Mr Byers had proved well up to the task of juggling teaching unions and his education chief, Mr David Blunkett.

"Like the prime minister, he has the knack of speaking with many voices, without ever quite contradicting himself," one commentator said.

Indeed, Mr Byers is widely regarded as having modelled himself on Mr Blair.

That might explain an apparent touch of personal vanity. Mr Byers is said to have sent fresh photographs of himself to newspaper desks after the May 1997 election. Mr Byers's links with Mr Blair were forged in north-east England, where both have parliamentary constituencies, as does the former trade and industry minister, Mr Peter Mandelson.
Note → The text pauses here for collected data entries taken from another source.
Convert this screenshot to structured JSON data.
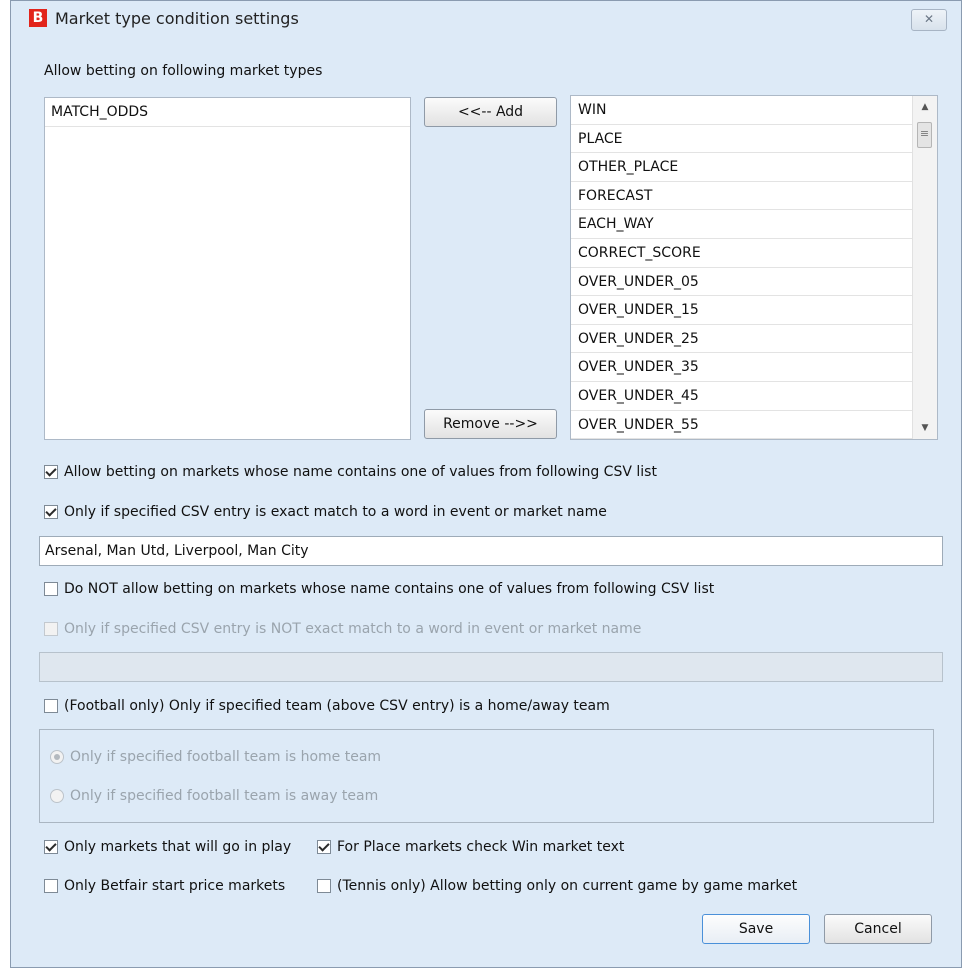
{
  "window": {
    "title": "Market type condition settings",
    "close_glyph": "✕",
    "app_icon": "B"
  },
  "market_types": {
    "label": "Allow betting on following market types",
    "selected": [
      "MATCH_ODDS"
    ],
    "available": [
      "WIN",
      "PLACE",
      "OTHER_PLACE",
      "FORECAST",
      "EACH_WAY",
      "CORRECT_SCORE",
      "OVER_UNDER_05",
      "OVER_UNDER_15",
      "OVER_UNDER_25",
      "OVER_UNDER_35",
      "OVER_UNDER_45",
      "OVER_UNDER_55"
    ],
    "add_label": "<<-- Add",
    "remove_label": "Remove -->>"
  },
  "allow_csv": {
    "label": "Allow betting on markets whose name contains one of values from following CSV list",
    "checked": true,
    "exact_label": "Only if specified CSV entry is exact match to a word in event or market name",
    "exact_checked": true,
    "value": "Arsenal, Man Utd, Liverpool, Man City"
  },
  "disallow_csv": {
    "label": "Do NOT allow betting on markets whose name contains one of values from following CSV list",
    "checked": false,
    "exact_label": "Only if specified CSV entry is NOT exact match to a word in event or market name",
    "exact_checked": false,
    "value": ""
  },
  "football": {
    "label": "(Football only) Only if specified team (above CSV entry) is a home/away team",
    "checked": false,
    "home_label": "Only if specified football team is home team",
    "away_label": "Only if specified football team is away team"
  },
  "options": {
    "in_play_label": "Only markets that will go in play",
    "in_play_checked": true,
    "place_win_label": "For Place markets check Win market text",
    "place_win_checked": true,
    "sp_label": "Only Betfair start price markets",
    "sp_checked": false,
    "tennis_label": "(Tennis only) Allow betting only on current game by game market",
    "tennis_checked": false
  },
  "footer": {
    "save_label": "Save",
    "cancel_label": "Cancel"
  }
}
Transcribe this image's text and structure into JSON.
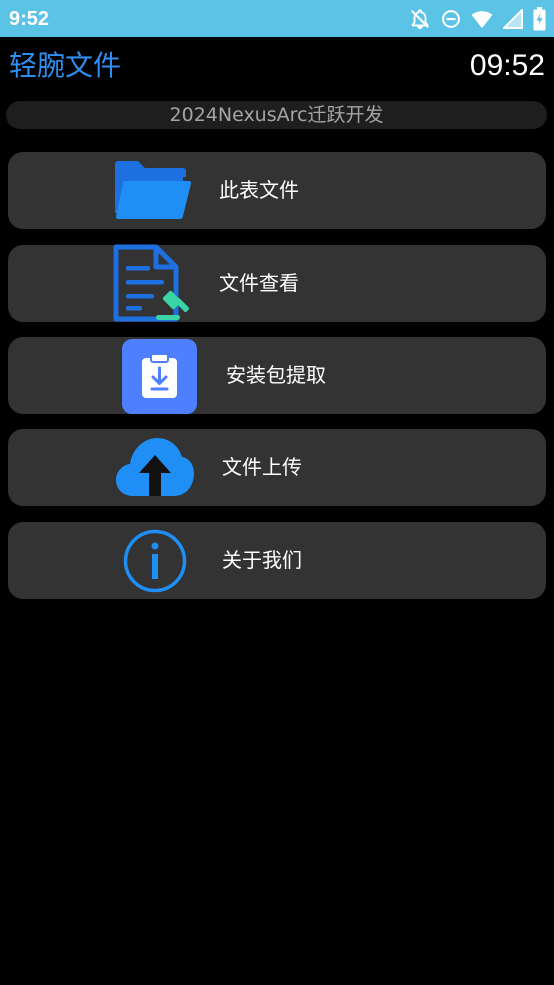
{
  "status_bar": {
    "time": "9:52",
    "icons": [
      "notifications-off-icon",
      "do-not-disturb-icon",
      "wifi-icon",
      "cellular-signal-icon",
      "battery-charging-icon"
    ]
  },
  "header": {
    "app_title": "轻腕文件",
    "clock": "09:52",
    "subtitle": "2024NexusArc迁跃开发"
  },
  "menu": [
    {
      "label": "此表文件",
      "icon": "folder-icon"
    },
    {
      "label": "文件查看",
      "icon": "document-edit-icon"
    },
    {
      "label": "安装包提取",
      "icon": "clipboard-download-icon"
    },
    {
      "label": "文件上传",
      "icon": "cloud-upload-icon"
    },
    {
      "label": "关于我们",
      "icon": "info-icon"
    }
  ],
  "colors": {
    "status_bar": "#5bc3e6",
    "accent": "#2e8ff0",
    "card_bg": "#333333",
    "background": "#000000"
  }
}
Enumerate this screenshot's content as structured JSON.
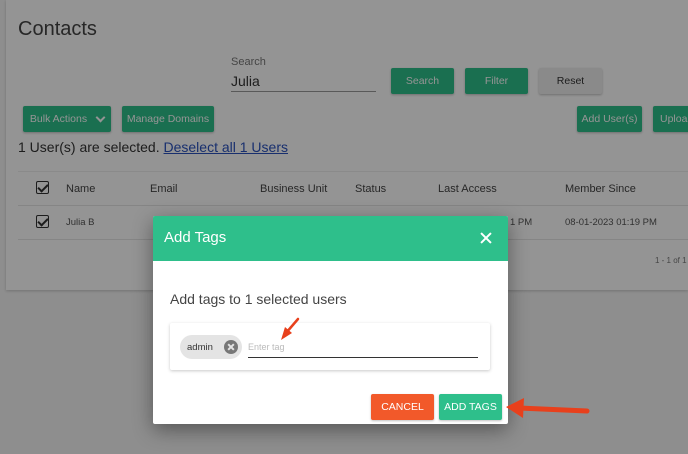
{
  "page": {
    "title": "Contacts"
  },
  "search": {
    "label": "Search",
    "value": "Julia",
    "search_button": "Search",
    "filter_button": "Filter",
    "reset_button": "Reset"
  },
  "toolbar": {
    "bulk_actions": "Bulk Actions",
    "manage_domains": "Manage Domains",
    "add_users": "Add User(s)",
    "upload": "Uploa"
  },
  "selection": {
    "text": "1 User(s) are selected. ",
    "deselect_link": "Deselect all 1 Users"
  },
  "table": {
    "headers": [
      "Name",
      "Email",
      "Business Unit",
      "Status",
      "Last Access",
      "Member Since"
    ],
    "rows": [
      {
        "name": "Julia B",
        "last_access_partial": "1 PM",
        "member_since": "08-01-2023 01:19 PM"
      }
    ],
    "pager": "1 - 1 of 1"
  },
  "modal": {
    "title": "Add Tags",
    "subtitle": "Add tags to 1 selected users",
    "tags": [
      {
        "label": "admin"
      }
    ],
    "input_placeholder": "Enter tag",
    "input_value": "",
    "cancel_button": "CANCEL",
    "add_tags_button": "ADD TAGS"
  },
  "colors": {
    "primary_green": "#2ebf8b",
    "cancel_orange": "#f2592a",
    "annotation_red": "#e8401c",
    "link_blue": "#2a52be"
  }
}
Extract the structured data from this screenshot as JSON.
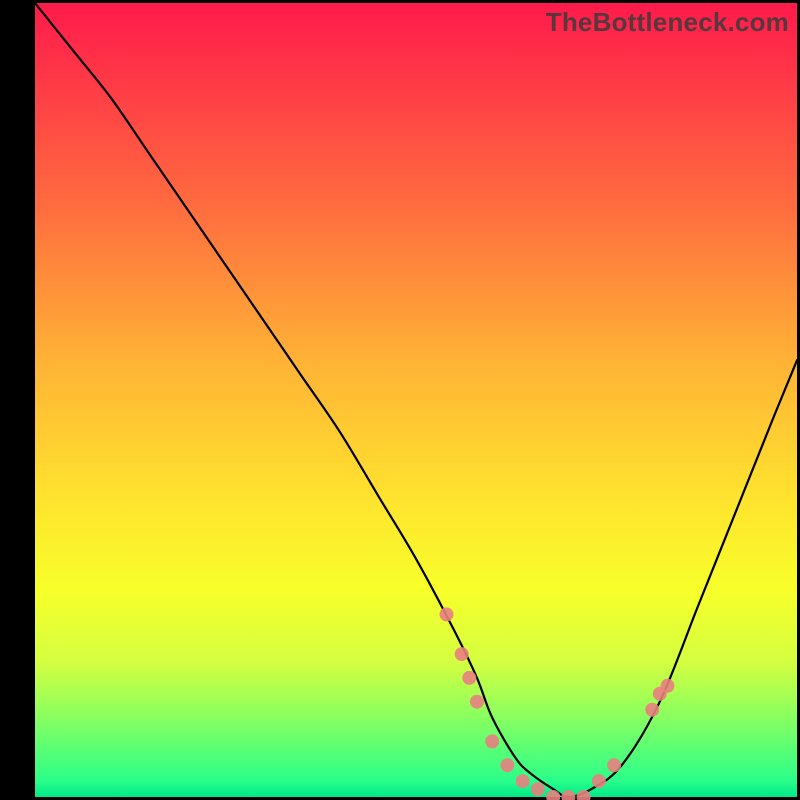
{
  "watermark": "TheBottleneck.com",
  "chart_data": {
    "type": "line",
    "title": "",
    "xlabel": "",
    "ylabel": "",
    "x_range": [
      0,
      100
    ],
    "y_range": [
      0,
      100
    ],
    "note": "Bottleneck-shaped curve over a red→yellow→green vertical gradient. Low y = good (green band at bottom). Axes are unlabeled; values are percent estimates relative to plot extents.",
    "series": [
      {
        "name": "bottleneck-curve",
        "color": "#000000",
        "x": [
          0,
          5,
          10,
          15,
          20,
          25,
          30,
          35,
          40,
          45,
          50,
          55,
          58,
          60,
          63,
          65,
          68,
          70,
          73,
          77,
          82,
          87,
          92,
          97,
          100
        ],
        "y": [
          100,
          94,
          88,
          81,
          74,
          67,
          60,
          53,
          46,
          38,
          30,
          21,
          15,
          10,
          5,
          3,
          1,
          0,
          1,
          4,
          12,
          24,
          36,
          48,
          55
        ]
      }
    ],
    "markers": {
      "name": "highlight-points",
      "color": "#e98080",
      "radius_px": 7,
      "x": [
        54,
        56,
        57,
        58,
        60,
        62,
        64,
        66,
        68,
        70,
        72,
        74,
        76,
        81,
        82,
        83
      ],
      "y": [
        23,
        18,
        15,
        12,
        7,
        4,
        2,
        1,
        0,
        0,
        0,
        2,
        4,
        11,
        13,
        14
      ]
    },
    "gradient_stops": [
      {
        "pos": 0.0,
        "color": "#ff1a4b"
      },
      {
        "pos": 0.1,
        "color": "#ff3a47"
      },
      {
        "pos": 0.25,
        "color": "#ff6a3f"
      },
      {
        "pos": 0.45,
        "color": "#ffb236"
      },
      {
        "pos": 0.62,
        "color": "#ffe22e"
      },
      {
        "pos": 0.74,
        "color": "#f7ff2a"
      },
      {
        "pos": 0.83,
        "color": "#d4ff40"
      },
      {
        "pos": 0.9,
        "color": "#88ff60"
      },
      {
        "pos": 0.98,
        "color": "#2aff8a"
      },
      {
        "pos": 1.0,
        "color": "#00e887"
      }
    ]
  }
}
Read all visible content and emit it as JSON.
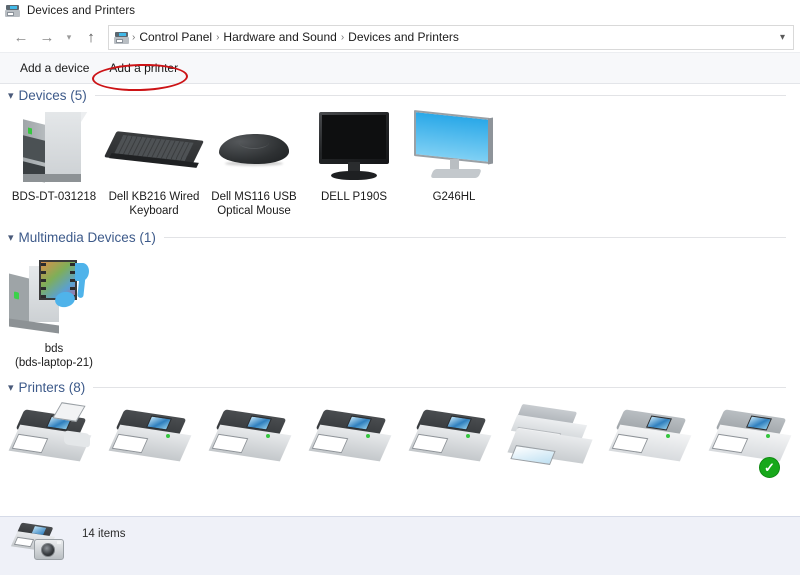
{
  "window": {
    "title": "Devices and Printers",
    "title_icon": "devices-printers-icon"
  },
  "navigation": {
    "back_icon": "back-arrow-icon",
    "forward_icon": "forward-arrow-icon",
    "recent_icon": "chevron-down-icon",
    "up_icon": "up-arrow-icon",
    "breadcrumb_icon": "devices-printers-icon",
    "breadcrumb": [
      "Control Panel",
      "Hardware and Sound",
      "Devices and Printers"
    ],
    "separator": "›",
    "dropdown_icon": "chevron-down-icon"
  },
  "toolbar": {
    "add_device_label": "Add a device",
    "add_printer_label": "Add a printer"
  },
  "annotation": {
    "shape": "ellipse",
    "color": "#cc1316",
    "target": "Add a printer"
  },
  "sections": [
    {
      "id": "devices",
      "title": "Devices (5)",
      "caret_icon": "chevron-down-icon",
      "items": [
        {
          "name": "BDS-DT-031218",
          "icon": "desktop-tower-icon"
        },
        {
          "name": "Dell KB216 Wired Keyboard",
          "icon": "keyboard-icon"
        },
        {
          "name": "Dell MS116 USB Optical Mouse",
          "icon": "mouse-icon"
        },
        {
          "name": "DELL P190S",
          "icon": "monitor-icon"
        },
        {
          "name": "G246HL",
          "icon": "monitor-icon"
        }
      ]
    },
    {
      "id": "multimedia",
      "title": "Multimedia Devices (1)",
      "caret_icon": "chevron-down-icon",
      "items": [
        {
          "name": "bds\n(bds-laptop-21)",
          "icon": "multimedia-device-icon"
        }
      ]
    },
    {
      "id": "printers",
      "title": "Printers (8)",
      "caret_icon": "chevron-down-icon",
      "items": [
        {
          "name": "",
          "icon": "fax-printer-icon",
          "default": false
        },
        {
          "name": "",
          "icon": "laser-printer-icon",
          "default": false
        },
        {
          "name": "",
          "icon": "laser-printer-icon",
          "default": false
        },
        {
          "name": "",
          "icon": "laser-printer-icon",
          "default": false
        },
        {
          "name": "",
          "icon": "laser-printer-icon",
          "default": false
        },
        {
          "name": "",
          "icon": "multifunction-printer-icon",
          "default": false
        },
        {
          "name": "",
          "icon": "laser-printer-icon",
          "default": false
        },
        {
          "name": "",
          "icon": "laser-printer-icon",
          "default": true,
          "badge": "✓"
        }
      ]
    }
  ],
  "status": {
    "items_count_label": "14 items",
    "icon": "printer-camera-icon"
  },
  "colors": {
    "section_title": "#3d5a8a",
    "annotation_red": "#cc1316",
    "default_badge_green": "#17a81a",
    "statusbar_bg": "#eff1f8",
    "toolbar_bg": "#f7f8fa"
  }
}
Mr Byers was elected to parliament for Wallsend in 1992, moving to North Tyneside, a prosperous suburb of Newcastle, in the 1997 boundary change.

He took a law degree at Liverpool Polytechnic and was a law lecturer at Newcastle Polytechnic before entering politics.

Well used as he may be to treading a straight path to the top, Mr Byers's ascent has not been without the odd stumble.

Last year when schools minister he was asked to multiply eight by seven. He famously answered "54", to the delight of the tabloids.

Nicholas Watt adds: Mr Geoff Hoon, the softly-spoken former law lecturer who steps into Mr Geoffrey Robinson's shoes as Paymaster General, has been one of the quiet successes of the government.

An arch-Blairite, Mr Hoon showed a sure touch as Lord Irvine's deputy during the incessant rows earlier this year over the Lord Chancellor's fondness for expensive wallpaper. Mr Hoon was one of the wise heads who helped Lord Irvine to refashion his image.

His appointment to the Treasury will come as little surprise to Mr Hoon (45), who was lined up to become Paymaster General in the Prime Minister's reshuffle last July. At the last moment Mr Robinson won a reprieve which meant that Mr Hoon remained at the Lord Chancellor's Department with the consolation prize of promotion to Minister of State level.